Factory 5.1 combines Bowstreet's Portal Automator product into the Factory 5.0 development environment, bringing Web services and automation technology to enterprise portal development, officials at Portsmouth, N.H.-based company said.
"We are seeing an impending collision between Web services and portals," said John Caron, director of marketing at Bowstreet. Moreover, combining portal and application development products made sense because "more than 90 percent of our customers already use our [Factory] product to build some kind of portal," he said.
In addition, Web services can be used to create highly customized Web applications that are more adaptive to changes in business process, according to Ruth Seltzer, director of engineering at Bowstreet. For example, using Factory 5.1 enterprises can create customized portal applications, or portlets, with different behaviors that adapt and vary based on a specific process or situation, Seltzer said.

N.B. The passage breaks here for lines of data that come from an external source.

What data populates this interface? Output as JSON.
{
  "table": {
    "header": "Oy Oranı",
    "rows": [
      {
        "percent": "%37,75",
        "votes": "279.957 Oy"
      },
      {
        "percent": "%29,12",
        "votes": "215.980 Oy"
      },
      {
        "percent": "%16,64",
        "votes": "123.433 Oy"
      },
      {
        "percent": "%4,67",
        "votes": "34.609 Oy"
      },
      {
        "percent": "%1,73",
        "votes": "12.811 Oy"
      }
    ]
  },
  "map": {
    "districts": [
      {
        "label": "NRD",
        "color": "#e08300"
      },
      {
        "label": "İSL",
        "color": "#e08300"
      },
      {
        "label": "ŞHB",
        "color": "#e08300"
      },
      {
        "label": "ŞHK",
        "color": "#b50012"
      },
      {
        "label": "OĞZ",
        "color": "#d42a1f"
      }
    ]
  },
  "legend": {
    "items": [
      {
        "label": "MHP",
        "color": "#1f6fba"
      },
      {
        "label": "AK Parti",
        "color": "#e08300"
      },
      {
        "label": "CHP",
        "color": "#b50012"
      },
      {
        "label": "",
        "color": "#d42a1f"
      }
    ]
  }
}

"Companies want to take in-house business process and expose it through a portal. They need to be able to build customized portlets that behave differently and integrate with different services, databases, and back-end systems," she said.

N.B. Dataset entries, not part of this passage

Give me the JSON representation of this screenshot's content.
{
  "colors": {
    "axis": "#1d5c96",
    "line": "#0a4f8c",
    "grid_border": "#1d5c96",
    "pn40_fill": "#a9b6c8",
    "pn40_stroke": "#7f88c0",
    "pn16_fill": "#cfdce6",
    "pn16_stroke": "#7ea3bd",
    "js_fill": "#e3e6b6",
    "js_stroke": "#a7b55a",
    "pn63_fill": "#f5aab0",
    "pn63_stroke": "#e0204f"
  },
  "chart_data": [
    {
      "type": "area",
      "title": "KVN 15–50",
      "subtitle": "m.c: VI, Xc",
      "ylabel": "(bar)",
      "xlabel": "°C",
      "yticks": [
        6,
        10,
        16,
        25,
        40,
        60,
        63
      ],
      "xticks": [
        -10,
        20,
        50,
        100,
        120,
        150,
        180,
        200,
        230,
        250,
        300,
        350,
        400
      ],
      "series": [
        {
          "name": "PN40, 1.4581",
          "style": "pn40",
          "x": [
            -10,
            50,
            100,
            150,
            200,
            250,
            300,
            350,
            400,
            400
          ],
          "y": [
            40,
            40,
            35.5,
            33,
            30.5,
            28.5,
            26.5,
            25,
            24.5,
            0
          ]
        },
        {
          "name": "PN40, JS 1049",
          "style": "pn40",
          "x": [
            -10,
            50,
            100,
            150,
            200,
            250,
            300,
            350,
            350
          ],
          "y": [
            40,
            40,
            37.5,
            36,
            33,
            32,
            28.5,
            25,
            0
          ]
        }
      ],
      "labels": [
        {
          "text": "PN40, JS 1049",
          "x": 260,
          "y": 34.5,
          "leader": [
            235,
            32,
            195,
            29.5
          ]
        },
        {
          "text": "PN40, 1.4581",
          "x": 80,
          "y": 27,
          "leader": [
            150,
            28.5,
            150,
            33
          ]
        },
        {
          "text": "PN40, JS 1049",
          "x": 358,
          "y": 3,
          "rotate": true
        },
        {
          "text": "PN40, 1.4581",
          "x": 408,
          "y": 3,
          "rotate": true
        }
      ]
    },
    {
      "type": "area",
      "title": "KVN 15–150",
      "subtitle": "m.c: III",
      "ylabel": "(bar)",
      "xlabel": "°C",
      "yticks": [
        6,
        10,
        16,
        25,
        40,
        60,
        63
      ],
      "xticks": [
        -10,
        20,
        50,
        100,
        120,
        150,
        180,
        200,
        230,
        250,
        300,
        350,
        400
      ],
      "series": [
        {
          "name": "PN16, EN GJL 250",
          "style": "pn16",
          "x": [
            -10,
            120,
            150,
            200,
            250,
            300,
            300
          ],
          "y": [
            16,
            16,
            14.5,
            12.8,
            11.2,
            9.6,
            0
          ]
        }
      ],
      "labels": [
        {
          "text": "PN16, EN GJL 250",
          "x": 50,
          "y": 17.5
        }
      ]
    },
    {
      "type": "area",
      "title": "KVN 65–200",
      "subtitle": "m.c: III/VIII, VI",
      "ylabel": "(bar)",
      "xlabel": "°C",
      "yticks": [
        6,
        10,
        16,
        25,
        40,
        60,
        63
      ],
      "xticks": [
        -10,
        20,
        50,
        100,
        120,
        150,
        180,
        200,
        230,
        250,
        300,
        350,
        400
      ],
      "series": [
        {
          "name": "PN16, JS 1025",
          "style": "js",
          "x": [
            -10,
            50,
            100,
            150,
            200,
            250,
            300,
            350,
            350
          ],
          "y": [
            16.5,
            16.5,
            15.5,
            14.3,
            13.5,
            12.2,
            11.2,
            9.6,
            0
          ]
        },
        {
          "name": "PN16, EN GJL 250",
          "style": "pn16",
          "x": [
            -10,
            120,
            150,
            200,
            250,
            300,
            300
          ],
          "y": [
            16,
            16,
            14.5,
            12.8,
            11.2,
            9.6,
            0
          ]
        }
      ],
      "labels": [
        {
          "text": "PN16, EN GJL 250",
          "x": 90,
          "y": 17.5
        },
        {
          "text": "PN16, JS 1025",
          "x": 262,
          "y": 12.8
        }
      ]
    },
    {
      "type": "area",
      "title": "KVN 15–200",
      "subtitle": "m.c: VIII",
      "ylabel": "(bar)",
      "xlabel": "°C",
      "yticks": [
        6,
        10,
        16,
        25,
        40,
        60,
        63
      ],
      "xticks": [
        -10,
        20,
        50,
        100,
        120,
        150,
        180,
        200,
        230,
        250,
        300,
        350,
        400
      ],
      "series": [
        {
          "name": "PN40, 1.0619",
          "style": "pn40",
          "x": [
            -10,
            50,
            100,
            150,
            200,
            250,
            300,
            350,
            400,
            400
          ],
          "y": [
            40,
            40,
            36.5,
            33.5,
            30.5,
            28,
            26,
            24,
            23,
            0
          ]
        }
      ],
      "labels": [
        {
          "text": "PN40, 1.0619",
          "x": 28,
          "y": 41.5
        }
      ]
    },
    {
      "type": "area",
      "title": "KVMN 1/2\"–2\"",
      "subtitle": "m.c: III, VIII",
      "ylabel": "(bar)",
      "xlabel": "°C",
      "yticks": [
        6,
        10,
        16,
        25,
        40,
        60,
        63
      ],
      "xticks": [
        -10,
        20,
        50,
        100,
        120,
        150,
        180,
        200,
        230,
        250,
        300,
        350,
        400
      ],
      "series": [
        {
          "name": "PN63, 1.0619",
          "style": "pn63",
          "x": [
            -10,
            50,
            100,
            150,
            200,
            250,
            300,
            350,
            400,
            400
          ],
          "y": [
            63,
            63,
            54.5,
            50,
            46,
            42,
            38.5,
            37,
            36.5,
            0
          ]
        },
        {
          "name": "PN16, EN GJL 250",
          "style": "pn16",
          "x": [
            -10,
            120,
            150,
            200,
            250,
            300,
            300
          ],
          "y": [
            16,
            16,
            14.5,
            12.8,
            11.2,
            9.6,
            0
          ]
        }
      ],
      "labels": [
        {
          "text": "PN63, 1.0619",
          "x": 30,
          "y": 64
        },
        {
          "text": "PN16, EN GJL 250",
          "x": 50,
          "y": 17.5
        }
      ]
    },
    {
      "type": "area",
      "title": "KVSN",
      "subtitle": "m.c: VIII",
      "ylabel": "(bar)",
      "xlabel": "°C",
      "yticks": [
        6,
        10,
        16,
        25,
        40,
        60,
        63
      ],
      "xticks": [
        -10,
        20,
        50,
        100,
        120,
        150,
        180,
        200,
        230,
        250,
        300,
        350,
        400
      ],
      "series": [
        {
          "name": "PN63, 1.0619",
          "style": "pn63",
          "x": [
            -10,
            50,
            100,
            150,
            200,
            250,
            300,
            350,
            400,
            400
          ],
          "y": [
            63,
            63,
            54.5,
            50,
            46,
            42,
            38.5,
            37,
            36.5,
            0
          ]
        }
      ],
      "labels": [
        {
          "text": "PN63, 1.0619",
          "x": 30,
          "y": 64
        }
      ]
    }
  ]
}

The customized portlets can then be used with Bowstreet's portal or other portal products such as Sun ONE (Open Net Environment) Portal Server or IBM WebSphere Portal.
Furthermore, with the repackaging move Bowstreet is trying to stay competitive with application server offerings from vendors such as IBM and Sun, who are "including everything along with the kitchen sink with the application server and really driving down the prices," according to Caron.
Bowstreet's Factory 5.1 is available with an Enterprise license, a developer license, or a new 60-day free evaluation license, officials said.
In addition, Factory 5.1 aims to speed portal development by boosting developer productivity, company officials said. Portal Automator wizards can speed development by allowing developers to model and build customized portlets without the need for hand coding. Furthermore, profile-based components called Builders can be reused across applications, reducing costs and errors, officials said.
"Now instead of taking five weeks to builds custom portals you can build an entire portal using our product in days," Caron said.
As the intersection of Web services and portals picks up steam, the ability to add context to portals is vital to spur adoption and provide insight into business information, company officials said.
In order to get more value out of portal infrastructure investments, enterprises "need to put that information in context, put it in a way that you can customize it based on the user and other contextual information so that it has an incredible amount of relevance to that end-user," Caron said.